Il problema, però, deve essere affrontato a tutti i livelli in cui si presenta. Sul piano normativo, stupisce infatti osservare Paesi – come gli Stati Uniti o il Regno Unito – che hanno problemi di gran lunga minori dei nostri, ma dedicano risorse e attenzioni all’esame dell’efficienza delle norme e alla valutazione dei costi che esse impongono a imprese e cittadini. Seguendo il loro esempio, il nostro Parlamento dovrebbe condurre analisi periodiche sui costi delle nuove leggi che esso discute, e il Governo dovrebbe condurre annualmente analisi sull’impatto economico degli apparati normativi e regolamentari.

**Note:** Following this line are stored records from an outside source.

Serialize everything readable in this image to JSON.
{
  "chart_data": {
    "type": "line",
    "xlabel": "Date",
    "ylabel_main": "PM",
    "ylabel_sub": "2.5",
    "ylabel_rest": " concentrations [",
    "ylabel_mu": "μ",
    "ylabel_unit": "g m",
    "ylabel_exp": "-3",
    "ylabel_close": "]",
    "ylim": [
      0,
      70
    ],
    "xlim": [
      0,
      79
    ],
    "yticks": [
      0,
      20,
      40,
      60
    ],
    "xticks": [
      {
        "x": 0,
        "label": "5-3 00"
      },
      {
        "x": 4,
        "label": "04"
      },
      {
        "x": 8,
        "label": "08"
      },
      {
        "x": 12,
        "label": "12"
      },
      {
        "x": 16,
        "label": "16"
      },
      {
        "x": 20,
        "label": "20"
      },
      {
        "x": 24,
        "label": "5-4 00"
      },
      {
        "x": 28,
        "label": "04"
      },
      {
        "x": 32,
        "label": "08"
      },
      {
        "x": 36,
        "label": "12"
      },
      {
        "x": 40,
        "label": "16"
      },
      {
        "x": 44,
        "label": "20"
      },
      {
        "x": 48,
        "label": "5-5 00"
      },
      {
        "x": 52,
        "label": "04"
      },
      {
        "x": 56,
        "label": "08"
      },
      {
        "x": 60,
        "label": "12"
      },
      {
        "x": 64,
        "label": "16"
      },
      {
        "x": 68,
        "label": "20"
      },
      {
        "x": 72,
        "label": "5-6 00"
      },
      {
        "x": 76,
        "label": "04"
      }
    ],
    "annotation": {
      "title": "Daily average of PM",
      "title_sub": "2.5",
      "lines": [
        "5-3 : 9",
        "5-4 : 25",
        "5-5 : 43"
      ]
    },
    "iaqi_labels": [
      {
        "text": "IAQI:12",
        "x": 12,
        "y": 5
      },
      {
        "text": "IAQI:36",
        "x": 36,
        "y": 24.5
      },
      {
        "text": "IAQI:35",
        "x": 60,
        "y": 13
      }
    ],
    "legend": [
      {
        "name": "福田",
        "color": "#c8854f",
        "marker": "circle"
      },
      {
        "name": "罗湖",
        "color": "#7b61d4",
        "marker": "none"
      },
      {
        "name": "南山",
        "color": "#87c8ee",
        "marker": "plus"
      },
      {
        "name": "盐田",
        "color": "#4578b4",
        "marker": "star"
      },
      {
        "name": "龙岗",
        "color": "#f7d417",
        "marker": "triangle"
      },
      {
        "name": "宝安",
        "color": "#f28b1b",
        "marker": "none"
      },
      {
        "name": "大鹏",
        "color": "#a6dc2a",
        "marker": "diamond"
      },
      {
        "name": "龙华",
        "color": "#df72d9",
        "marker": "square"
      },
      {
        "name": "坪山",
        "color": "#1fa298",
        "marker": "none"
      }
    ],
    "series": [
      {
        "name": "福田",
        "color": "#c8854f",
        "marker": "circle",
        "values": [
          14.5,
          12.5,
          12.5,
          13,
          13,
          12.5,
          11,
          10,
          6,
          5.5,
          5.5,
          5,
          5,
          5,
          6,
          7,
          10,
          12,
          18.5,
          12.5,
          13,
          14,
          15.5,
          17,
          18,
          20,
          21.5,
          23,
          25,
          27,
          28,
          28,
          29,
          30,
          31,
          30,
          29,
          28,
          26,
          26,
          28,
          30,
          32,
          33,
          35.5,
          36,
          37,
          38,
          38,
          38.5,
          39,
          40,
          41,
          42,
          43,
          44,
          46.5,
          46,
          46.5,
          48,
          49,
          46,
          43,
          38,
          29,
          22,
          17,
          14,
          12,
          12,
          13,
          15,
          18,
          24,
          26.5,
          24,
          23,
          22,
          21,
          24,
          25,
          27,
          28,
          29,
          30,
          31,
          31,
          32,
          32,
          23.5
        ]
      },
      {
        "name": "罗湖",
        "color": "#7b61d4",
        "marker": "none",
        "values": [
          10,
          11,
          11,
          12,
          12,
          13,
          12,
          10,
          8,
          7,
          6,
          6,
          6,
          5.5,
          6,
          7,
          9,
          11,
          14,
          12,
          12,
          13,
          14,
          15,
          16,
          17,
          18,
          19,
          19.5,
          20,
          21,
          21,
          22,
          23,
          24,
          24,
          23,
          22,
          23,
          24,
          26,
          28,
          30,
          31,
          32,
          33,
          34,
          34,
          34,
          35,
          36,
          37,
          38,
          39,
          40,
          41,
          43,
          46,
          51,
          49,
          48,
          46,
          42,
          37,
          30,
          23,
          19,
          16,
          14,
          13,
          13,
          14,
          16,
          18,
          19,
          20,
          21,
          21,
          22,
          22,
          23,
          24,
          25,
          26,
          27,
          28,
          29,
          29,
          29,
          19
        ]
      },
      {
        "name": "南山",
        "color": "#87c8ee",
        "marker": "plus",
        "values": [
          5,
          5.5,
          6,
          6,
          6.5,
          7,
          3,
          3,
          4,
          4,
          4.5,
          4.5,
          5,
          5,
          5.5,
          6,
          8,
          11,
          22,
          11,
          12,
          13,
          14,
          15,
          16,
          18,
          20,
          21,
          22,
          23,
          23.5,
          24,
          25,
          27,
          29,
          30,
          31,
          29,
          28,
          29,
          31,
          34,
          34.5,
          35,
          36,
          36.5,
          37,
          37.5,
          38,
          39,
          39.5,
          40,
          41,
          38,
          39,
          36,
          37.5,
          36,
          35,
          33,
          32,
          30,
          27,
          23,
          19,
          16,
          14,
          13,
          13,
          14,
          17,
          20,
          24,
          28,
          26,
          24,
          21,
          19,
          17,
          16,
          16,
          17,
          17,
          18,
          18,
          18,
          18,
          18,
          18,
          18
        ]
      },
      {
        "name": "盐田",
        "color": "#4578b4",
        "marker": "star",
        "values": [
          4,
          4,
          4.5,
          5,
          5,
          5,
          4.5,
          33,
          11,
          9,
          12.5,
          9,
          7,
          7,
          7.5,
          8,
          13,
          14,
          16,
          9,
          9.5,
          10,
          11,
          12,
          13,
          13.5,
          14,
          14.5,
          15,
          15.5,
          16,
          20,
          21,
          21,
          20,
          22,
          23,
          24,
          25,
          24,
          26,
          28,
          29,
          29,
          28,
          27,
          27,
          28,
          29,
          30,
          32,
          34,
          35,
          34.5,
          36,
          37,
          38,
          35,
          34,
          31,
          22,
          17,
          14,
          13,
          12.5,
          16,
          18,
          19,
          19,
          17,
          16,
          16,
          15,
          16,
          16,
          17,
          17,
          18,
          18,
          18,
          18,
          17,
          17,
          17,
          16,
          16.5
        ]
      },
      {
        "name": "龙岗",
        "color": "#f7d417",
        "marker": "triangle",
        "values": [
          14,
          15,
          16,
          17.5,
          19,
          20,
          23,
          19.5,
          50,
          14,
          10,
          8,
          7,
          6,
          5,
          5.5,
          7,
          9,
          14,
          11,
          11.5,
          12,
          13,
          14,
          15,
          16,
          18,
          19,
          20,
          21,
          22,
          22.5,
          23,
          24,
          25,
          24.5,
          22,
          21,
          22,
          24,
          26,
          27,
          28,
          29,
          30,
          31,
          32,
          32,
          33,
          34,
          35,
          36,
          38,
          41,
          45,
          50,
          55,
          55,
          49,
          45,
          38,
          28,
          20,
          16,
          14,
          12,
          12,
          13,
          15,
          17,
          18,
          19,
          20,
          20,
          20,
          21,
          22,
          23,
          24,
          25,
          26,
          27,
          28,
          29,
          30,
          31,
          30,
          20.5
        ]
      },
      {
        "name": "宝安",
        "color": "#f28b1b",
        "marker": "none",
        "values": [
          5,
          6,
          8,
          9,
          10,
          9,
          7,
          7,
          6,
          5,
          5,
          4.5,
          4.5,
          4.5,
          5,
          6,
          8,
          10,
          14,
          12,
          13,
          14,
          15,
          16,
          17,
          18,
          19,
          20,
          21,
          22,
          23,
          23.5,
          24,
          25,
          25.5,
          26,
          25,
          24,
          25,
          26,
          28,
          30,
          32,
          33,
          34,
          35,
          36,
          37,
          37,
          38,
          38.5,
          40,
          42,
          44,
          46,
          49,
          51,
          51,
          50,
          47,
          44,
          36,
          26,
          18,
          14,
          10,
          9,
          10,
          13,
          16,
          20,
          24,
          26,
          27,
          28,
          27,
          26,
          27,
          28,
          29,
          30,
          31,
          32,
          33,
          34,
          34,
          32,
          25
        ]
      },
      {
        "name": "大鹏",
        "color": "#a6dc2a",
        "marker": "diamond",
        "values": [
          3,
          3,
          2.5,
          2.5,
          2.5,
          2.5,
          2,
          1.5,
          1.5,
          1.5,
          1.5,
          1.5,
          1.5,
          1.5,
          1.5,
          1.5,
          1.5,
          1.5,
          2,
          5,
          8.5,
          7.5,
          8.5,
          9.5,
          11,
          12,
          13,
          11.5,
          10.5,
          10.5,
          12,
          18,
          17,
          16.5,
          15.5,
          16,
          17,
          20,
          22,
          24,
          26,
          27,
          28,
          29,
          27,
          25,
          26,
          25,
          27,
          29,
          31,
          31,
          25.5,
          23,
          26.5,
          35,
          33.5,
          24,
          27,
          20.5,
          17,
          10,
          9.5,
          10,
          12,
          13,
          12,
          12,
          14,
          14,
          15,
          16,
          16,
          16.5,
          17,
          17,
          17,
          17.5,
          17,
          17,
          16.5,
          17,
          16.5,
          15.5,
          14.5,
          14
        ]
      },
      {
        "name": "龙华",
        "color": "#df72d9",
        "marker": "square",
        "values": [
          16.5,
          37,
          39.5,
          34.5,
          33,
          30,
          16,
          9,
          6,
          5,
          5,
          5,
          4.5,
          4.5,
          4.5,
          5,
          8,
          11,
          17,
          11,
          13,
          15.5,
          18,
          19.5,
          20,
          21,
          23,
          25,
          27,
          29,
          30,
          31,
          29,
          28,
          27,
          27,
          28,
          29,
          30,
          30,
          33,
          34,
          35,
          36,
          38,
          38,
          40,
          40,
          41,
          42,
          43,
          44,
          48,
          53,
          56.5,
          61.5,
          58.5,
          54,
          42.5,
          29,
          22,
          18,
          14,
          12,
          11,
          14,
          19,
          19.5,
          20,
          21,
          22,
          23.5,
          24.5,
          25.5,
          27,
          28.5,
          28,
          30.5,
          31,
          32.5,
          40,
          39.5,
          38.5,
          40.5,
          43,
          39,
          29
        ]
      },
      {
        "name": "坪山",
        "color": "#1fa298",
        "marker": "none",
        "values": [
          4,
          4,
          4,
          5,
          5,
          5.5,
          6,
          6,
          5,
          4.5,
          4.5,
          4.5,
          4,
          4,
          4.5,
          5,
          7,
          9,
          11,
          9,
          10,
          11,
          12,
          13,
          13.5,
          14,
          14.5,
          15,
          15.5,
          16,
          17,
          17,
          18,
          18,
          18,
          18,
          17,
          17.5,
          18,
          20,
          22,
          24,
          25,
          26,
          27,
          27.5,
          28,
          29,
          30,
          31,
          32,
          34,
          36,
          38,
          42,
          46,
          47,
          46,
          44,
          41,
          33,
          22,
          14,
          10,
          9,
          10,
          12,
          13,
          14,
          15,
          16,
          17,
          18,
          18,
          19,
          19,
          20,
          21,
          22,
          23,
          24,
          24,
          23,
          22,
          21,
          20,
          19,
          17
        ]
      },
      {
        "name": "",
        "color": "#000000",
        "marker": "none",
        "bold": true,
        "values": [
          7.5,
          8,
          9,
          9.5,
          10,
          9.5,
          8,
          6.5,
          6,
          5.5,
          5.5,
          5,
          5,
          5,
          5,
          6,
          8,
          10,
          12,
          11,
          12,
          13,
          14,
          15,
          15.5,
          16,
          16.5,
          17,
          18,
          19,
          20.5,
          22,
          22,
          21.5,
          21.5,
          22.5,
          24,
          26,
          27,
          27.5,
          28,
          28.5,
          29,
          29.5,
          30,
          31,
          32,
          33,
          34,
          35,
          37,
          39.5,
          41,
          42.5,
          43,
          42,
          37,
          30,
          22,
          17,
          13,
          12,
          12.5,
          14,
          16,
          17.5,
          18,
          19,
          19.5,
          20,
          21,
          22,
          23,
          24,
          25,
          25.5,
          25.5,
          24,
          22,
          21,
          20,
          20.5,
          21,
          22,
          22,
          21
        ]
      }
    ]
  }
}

Sul piano più strettamente amministrativo, sono probabilmente necessari interventi di ridisegno complessivo di procedure ormai forse automatizzate, ma il cui impianto risale agli anni Cinquanta e Sessanta.
E’ insomma necessario un colpo di reni nell’efficienza della macchina amministrativa: nessuno ne vuole parlare, e le notizie britanniche sulle riduzioni dei dipendenti delle pubbliche amministrazioni sono state da noi accolte con un silenzio assordante.
Parlarne però è necessario, in chiave operativa e a tutti i livelli, altrimenti il prossimo anno saremo ancora qui a commentare il nostro sorpasso ad opera di qualche altro, colorito ma più intraprendente, Paese in via di sviluppo.